Suposta ligação da CIA com Inteligência do Equador será investigada

Quito - Uma comissão civil investigará a suposta presença da CIA (Agência Central de Inteligência americana) nas unidades de espionagem das Forças Armadas do Equador, anunciou hoje o ministro da Defesa equatoriano, Wellington Sandoval.

EFE |

Por enquanto, não existe uma comissão civil que investigue essa denúncia, feita na semana passada pelo próprio presidente da República, Rafael Correa, mas "eventualmente haverá", acrescentou Sandoval.

Correa assegurou que, aparentemente, existe uma "grande infiltração da CIA" nos serviços secretos", e disse que se empenhará para acabar com essa relação.

Sandoval afirmou que as Forças Armadas investigam por conta própria a denúncia e disse que também falou sobre esse assunto com a embaixadora dos EUA em Quito, Linda Jewell.

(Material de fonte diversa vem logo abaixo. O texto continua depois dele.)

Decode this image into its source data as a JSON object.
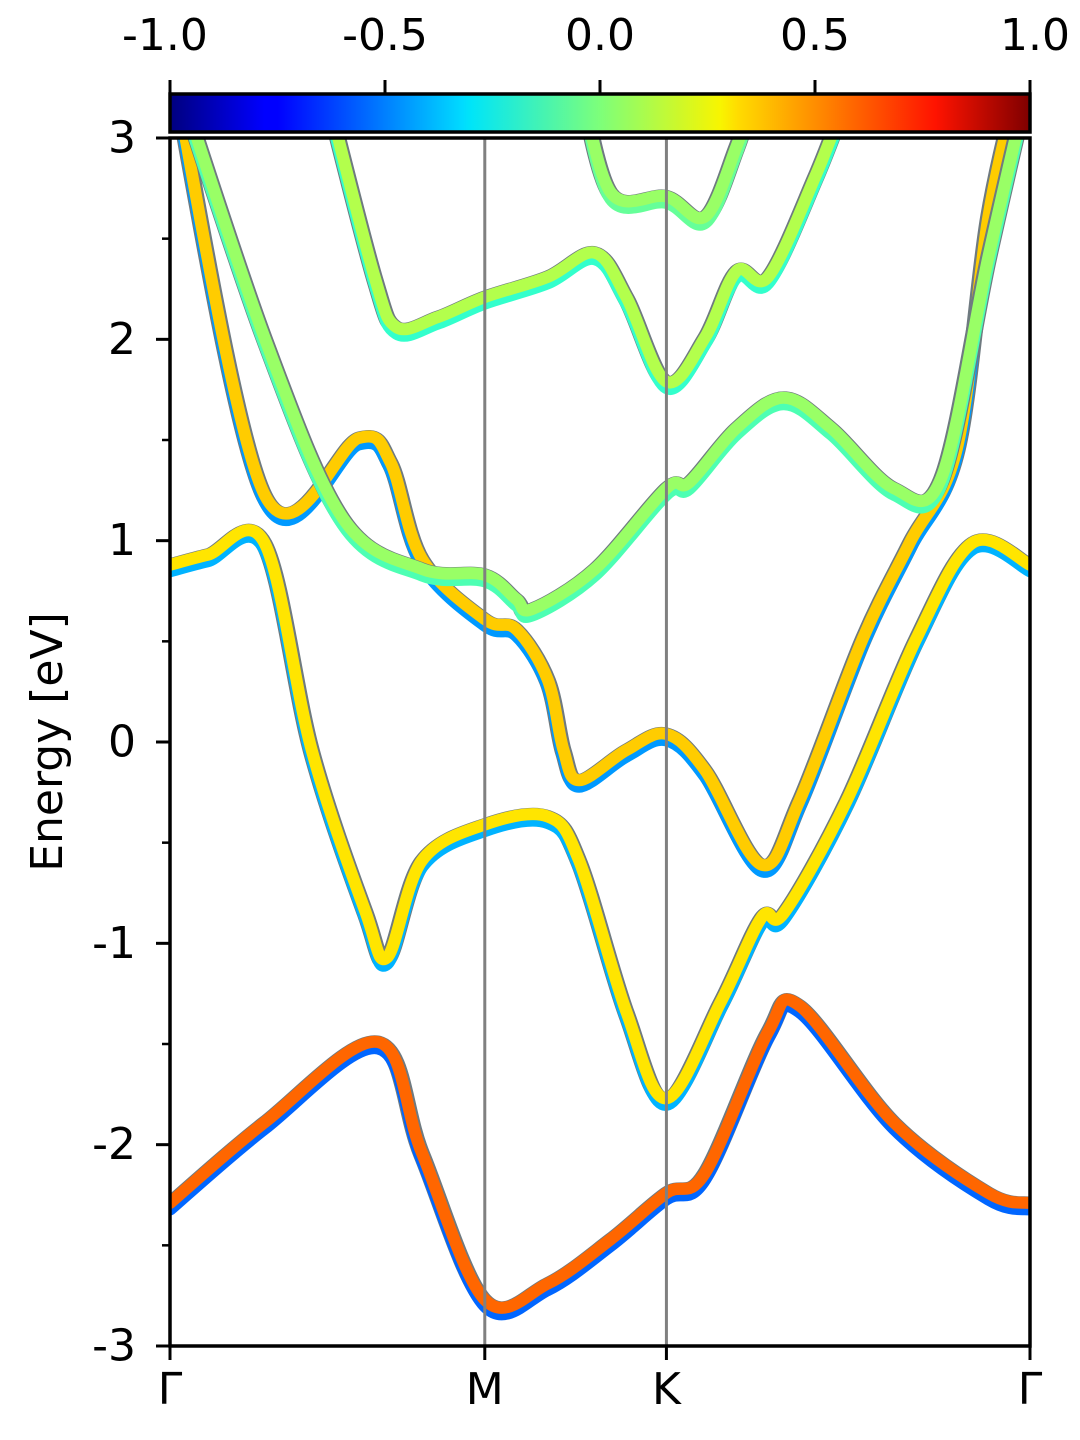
{
  "chart_data": {
    "type": "line",
    "ylabel": "Energy [eV]",
    "ylim": [
      -3,
      3
    ],
    "yticks": [
      "-3",
      "-2",
      "-1",
      "0",
      "1",
      "2",
      "3"
    ],
    "yticks_values": [
      -3,
      -2,
      -1,
      0,
      1,
      2,
      3
    ],
    "xticks": [
      "Γ",
      "M",
      "K",
      "Γ"
    ],
    "xticks_values": [
      0,
      1,
      1.577,
      2.732
    ],
    "vlines_at": [
      1,
      1.577
    ],
    "colorbar": {
      "range": [
        -1,
        1
      ],
      "ticks": [
        "-1.0",
        "-0.5",
        "0.0",
        "0.5",
        "1.0"
      ],
      "ticks_values": [
        -1,
        -0.5,
        0,
        0.5,
        1
      ],
      "colormap": "jet",
      "placement": "top"
    },
    "series": [
      {
        "points": [
          [
            0,
            0.87
          ],
          [
            0.12,
            0.92
          ],
          [
            0.3,
            0.98
          ],
          [
            0.45,
            -0.05
          ],
          [
            0.62,
            -0.85
          ],
          [
            0.69,
            -1.08
          ],
          [
            0.8,
            -0.6
          ],
          [
            1,
            -0.42
          ],
          [
            1.2,
            -0.38
          ],
          [
            1.3,
            -0.6
          ],
          [
            1.45,
            -1.35
          ],
          [
            1.577,
            -1.78
          ],
          [
            1.75,
            -1.3
          ],
          [
            1.88,
            -0.88
          ],
          [
            1.95,
            -0.86
          ],
          [
            2.15,
            -0.3
          ],
          [
            2.37,
            0.5
          ],
          [
            2.55,
            0.98
          ],
          [
            2.732,
            0.87
          ]
        ],
        "spin": 0.3,
        "spin_lower": -0.4
      },
      {
        "points": [
          [
            0,
            -2.3
          ],
          [
            0.3,
            -1.9
          ],
          [
            0.66,
            -1.5
          ],
          [
            0.8,
            -2.05
          ],
          [
            1,
            -2.78
          ],
          [
            1.2,
            -2.7
          ],
          [
            1.4,
            -2.48
          ],
          [
            1.577,
            -2.25
          ],
          [
            1.7,
            -2.15
          ],
          [
            1.9,
            -1.45
          ],
          [
            2.0,
            -1.32
          ],
          [
            2.3,
            -1.9
          ],
          [
            2.6,
            -2.25
          ],
          [
            2.732,
            -2.3
          ]
        ],
        "spin": 0.55,
        "spin_lower": -0.55
      },
      {
        "points": [
          [
            0,
            3.4
          ],
          [
            0.3,
            1.22
          ],
          [
            0.6,
            1.5
          ],
          [
            0.7,
            1.38
          ],
          [
            0.8,
            0.9
          ],
          [
            1,
            0.6
          ],
          [
            1.1,
            0.55
          ],
          [
            1.2,
            0.3
          ],
          [
            1.25,
            -0.05
          ],
          [
            1.3,
            -0.2
          ],
          [
            1.45,
            -0.05
          ],
          [
            1.577,
            0.03
          ],
          [
            1.7,
            -0.15
          ],
          [
            1.88,
            -0.62
          ],
          [
            2.0,
            -0.3
          ],
          [
            2.2,
            0.5
          ],
          [
            2.35,
            0.98
          ],
          [
            2.5,
            1.45
          ],
          [
            2.6,
            2.6
          ],
          [
            2.7,
            3.3
          ]
        ],
        "spin": 0.35,
        "spin_lower": -0.45
      },
      {
        "points": [
          [
            0,
            3.4
          ],
          [
            0.3,
            2.0
          ],
          [
            0.55,
            1.1
          ],
          [
            0.8,
            0.85
          ],
          [
            1,
            0.82
          ],
          [
            1.1,
            0.7
          ],
          [
            1.15,
            0.65
          ],
          [
            1.35,
            0.85
          ],
          [
            1.577,
            1.25
          ],
          [
            1.65,
            1.28
          ],
          [
            1.8,
            1.55
          ],
          [
            1.95,
            1.7
          ],
          [
            2.1,
            1.55
          ],
          [
            2.3,
            1.25
          ],
          [
            2.45,
            1.3
          ],
          [
            2.6,
            2.4
          ],
          [
            2.732,
            3.3
          ]
        ],
        "spin": 0.05,
        "spin_lower": -0.1
      },
      {
        "points": [
          [
            0.5,
            3.2
          ],
          [
            0.65,
            2.3
          ],
          [
            0.72,
            2.05
          ],
          [
            0.85,
            2.1
          ],
          [
            1,
            2.2
          ],
          [
            1.2,
            2.3
          ],
          [
            1.35,
            2.42
          ],
          [
            1.45,
            2.2
          ],
          [
            1.577,
            1.78
          ],
          [
            1.7,
            2.0
          ],
          [
            1.8,
            2.33
          ],
          [
            1.9,
            2.3
          ],
          [
            2.05,
            2.8
          ],
          [
            2.15,
            3.2
          ]
        ],
        "spin": 0.1,
        "spin_lower": -0.15
      },
      {
        "points": [
          [
            1.3,
            3.3
          ],
          [
            1.4,
            2.72
          ],
          [
            1.577,
            2.7
          ],
          [
            1.7,
            2.6
          ],
          [
            1.8,
            2.95
          ],
          [
            1.85,
            3.2
          ]
        ],
        "spin": 0.05,
        "spin_lower": -0.05
      }
    ]
  }
}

"As Forças Armadas têm de seguir o que diz seu comandante (em chefe), que é o presidente da República", insistiu o ministro.

Além disso, reiterou que a embaixadora dos EUA vai "conversar com o presidente" Correa sobre o assunto, possibilidade que não foi descartada pelo assessor da Embaixada americana, Arnaldo Arbesú.

Arbesú assegurou hoje que Jewell está disposta a conversar com o Governo do Equador sobre qualquer tema, desde que o pedido seja feito pelos canais adequados.

A investigação militar sobre a suposta presença da CIA nos serviços de inteligência militares foi decidida pelo Conselho de Generais das Forças Armadas.

Seu objetivo é "determinar supostas responsabilidades" do coronel Mario Pazmiño, ex-chefe da Inteligência, "na entrega de informação oportuna e completa" sobre o bombardeio colombiano contra um acampamento das Forças Armadas Revolucionárias da Colômbia (Farc) no Equador, assinala uma nota da unidade de imprensa do Ministério da Defesa.

Além disso, o texto indicou que "será formada uma comissão civil de alto nível para determinar as supostas vinculações não autorizadas de oficiais e unidades da Inteligência do Equador com centrais de inteligência externas".

Essa decisão do Conselho de Generais se deve às críticas de Correa, que acredita que os serviços de inteligência militar do Equador trocaram informações com CIA e Colômbia relacionadas com o ataque colombiano de 1º de março.

No ataque colombiano morreram 26 pessoas, entre elas o porta-voz internacional das Farc, "Raúl Reyes", quatro estudantes mexicanos, um equatoriano e um militar colombiano.